The Ministry of Finance has highlighted significant improvements in Ghana’s macroeconomic performance, citing lower inflation, reduced interest rates, and a stronger cedi as signs of a broad-based economic recovery in 2025.
In a press statement dated February 23, 2026, the Ministry reported that provisional real GDP growth reached 6.1 percent year-on-year in the first three quarters of 2025, driven mainly by the services and agriculture sectors. Non-oil GDP growth was even stronger at 7.5 percent, compared to 5.8 percent during the same period in 2024.
Inflation, which remained high at the end of 2024, declined consistently for thirteen consecutive months — falling from 23.5 percent in January 2025 to 3.8 percent by January 2026.
Interest rates also saw a marked reduction.
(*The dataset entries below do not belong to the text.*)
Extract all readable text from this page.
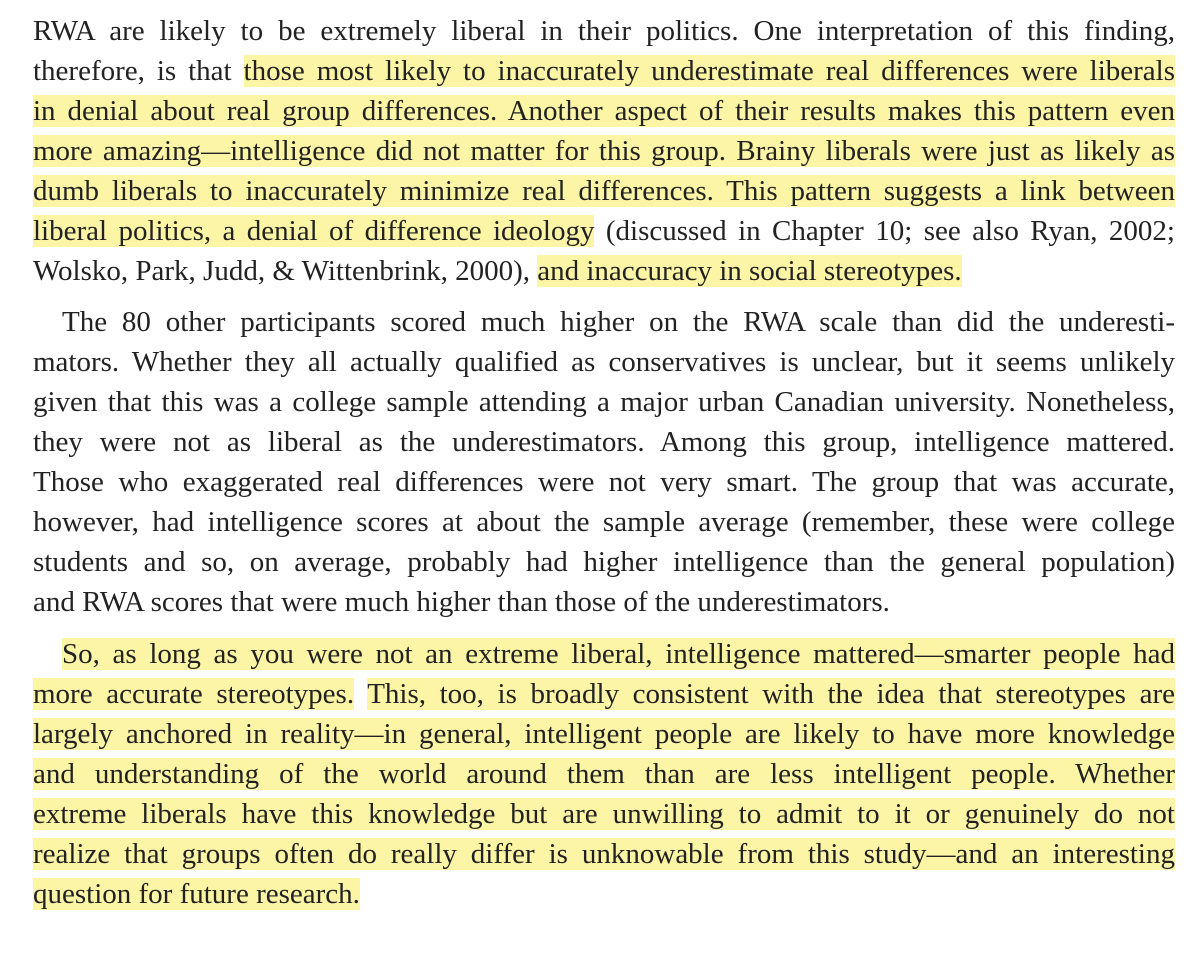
RWA are likely to be extremely liberal in their politics. One interpretation of this finding,
therefore, is that those most likely to inaccurately underestimate real differences were liberals
in denial about real group differences. Another aspect of their results makes this pattern even
more amazing—intelligence did not matter for this group. Brainy liberals were just as likely as
dumb liberals to inaccurately minimize real differences. This pattern suggests a link between
liberal politics, a denial of difference ideology (discussed in Chapter 10; see also Ryan, 2002;
Wolsko, Park, Judd, & Wittenbrink, 2000), and inaccuracy in social stereotypes.
The 80 other participants scored much higher on the RWA scale than did the underesti-
mators. Whether they all actually qualified as conservatives is unclear, but it seems unlikely
given that this was a college sample attending a major urban Canadian university. Nonetheless,
they were not as liberal as the underestimators. Among this group, intelligence mattered.
Those who exaggerated real differences were not very smart. The group that was accurate,
however, had intelligence scores at about the sample average (remember, these were college
students and so, on average, probably had higher intelligence than the general population)
and RWA scores that were much higher than those of the underestimators.
So, as long as you were not an extreme liberal, intelligence mattered—smarter people had
more accurate stereotypes. This, too, is broadly consistent with the idea that stereotypes are
largely anchored in reality—in general, intelligent people are likely to have more knowledge
and understanding of the world around them than are less intelligent people. Whether
extreme liberals have this knowledge but are unwilling to admit to it or genuinely do not
realize that groups often do really differ is unknowable from this study—and an interesting
question for future research.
The 91-day Treasury bill rate dropped from 27.7 percent at the end of 2024 to 6.5 percent in February 2026. Meanwhile, average commercial lending rates eased from 30.25 percent in 2024 to 20.45 percent in 2025.
The Ghana cedi strengthened significantly against major international currencies, appreciating by 40.7 percent against the US dollar by the end of December 2025. It also gained 30.9 percent against the pound sterling and 24.0 percent against the euro.
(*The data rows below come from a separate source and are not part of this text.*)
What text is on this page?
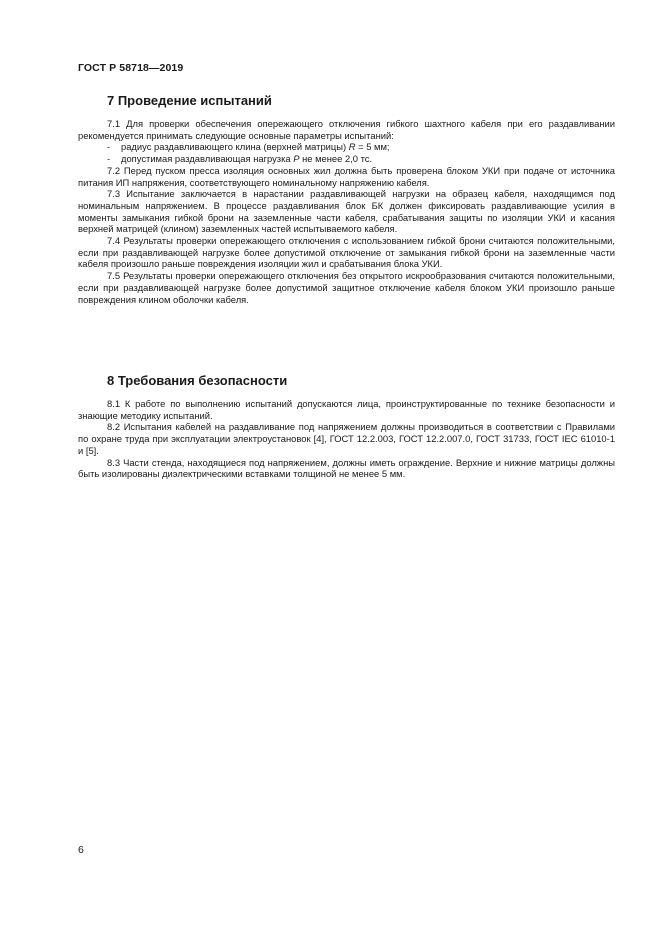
ГОСТ Р 58718—2019
7 Проведение испытаний

7.1 Для проверки обеспечения опережающего отключения гибкого шахтного кабеля при его раздавливании рекомендуется принимать следующие основные параметры испытаний:

-	радиус раздавливающего клина (верхней матрицы) R = 5 мм;
-	допустимая раздавливающая нагрузка Р не менее 2,0 тс.

7.2 Перед пуском пресса изоляция основных жил должна быть проверена блоком УКИ при подаче от источника питания ИП напряжения, соответствующего номинальному напряжению кабеля.

7.3 Испытание заключается в нарастании раздавливающей нагрузки на образец кабеля, находящимся под номинальным напряжением. В процессе раздавливания блок БК должен фиксировать раздавливающие усилия в моменты замыкания гибкой брони на заземленные части кабеля, срабатывания защиты по изоляции УКИ и касания верхней матрицей (клином) заземленных частей испытываемого кабеля.

7.4 Результаты проверки опережающего отключения с использованием гибкой брони считаются положительными, если при раздавливающей нагрузке более допустимой отключение от замыкания гибкой брони на заземленные части кабеля произошло раньше повреждения изоляции жил и срабатывания блока УКИ.

7.5 Результаты проверки опережающего отключения без открытого искрообразования считаются положительными, если при раздавливающей нагрузке более допустимой защитное отключение кабеля блоком УКИ произошло раньше повреждения клином оболочки кабеля.

8 Требования безопасности

8.1 К работе по выполнению испытаний допускаются лица, проинструктированные по технике безопасности и знающие методику испытаний.

8.2 Испытания кабелей на раздавливание под напряжением должны производиться в соответствии с Правилами по охране труда при эксплуатации электроустановок [4], ГОСТ 12.2.003, ГОСТ 12.2.007.0, ГОСТ 31733, ГОСТ IEC 61010-1 и [5].

8.3 Части стенда, находящиеся под напряжением, должны иметь ограждение. Верхние и нижние матрицы должны быть изолированы диэлектрическими вставками толщиной не менее 5 мм.

6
Ghana’s current account recorded a surplus of US$9.1 billion, while gross international reserves rose to US$13.8 billion — equivalent to 5.7 months of import cover.
The Ministry attributed the improvements to coordinated fiscal and monetary policies aimed at stabilising the economy and restoring investor confidence. It emphasised that maintaining macroeconomic stability remains central to the government’s strategy to sustain growth, boost private sector activity, and improve living standards.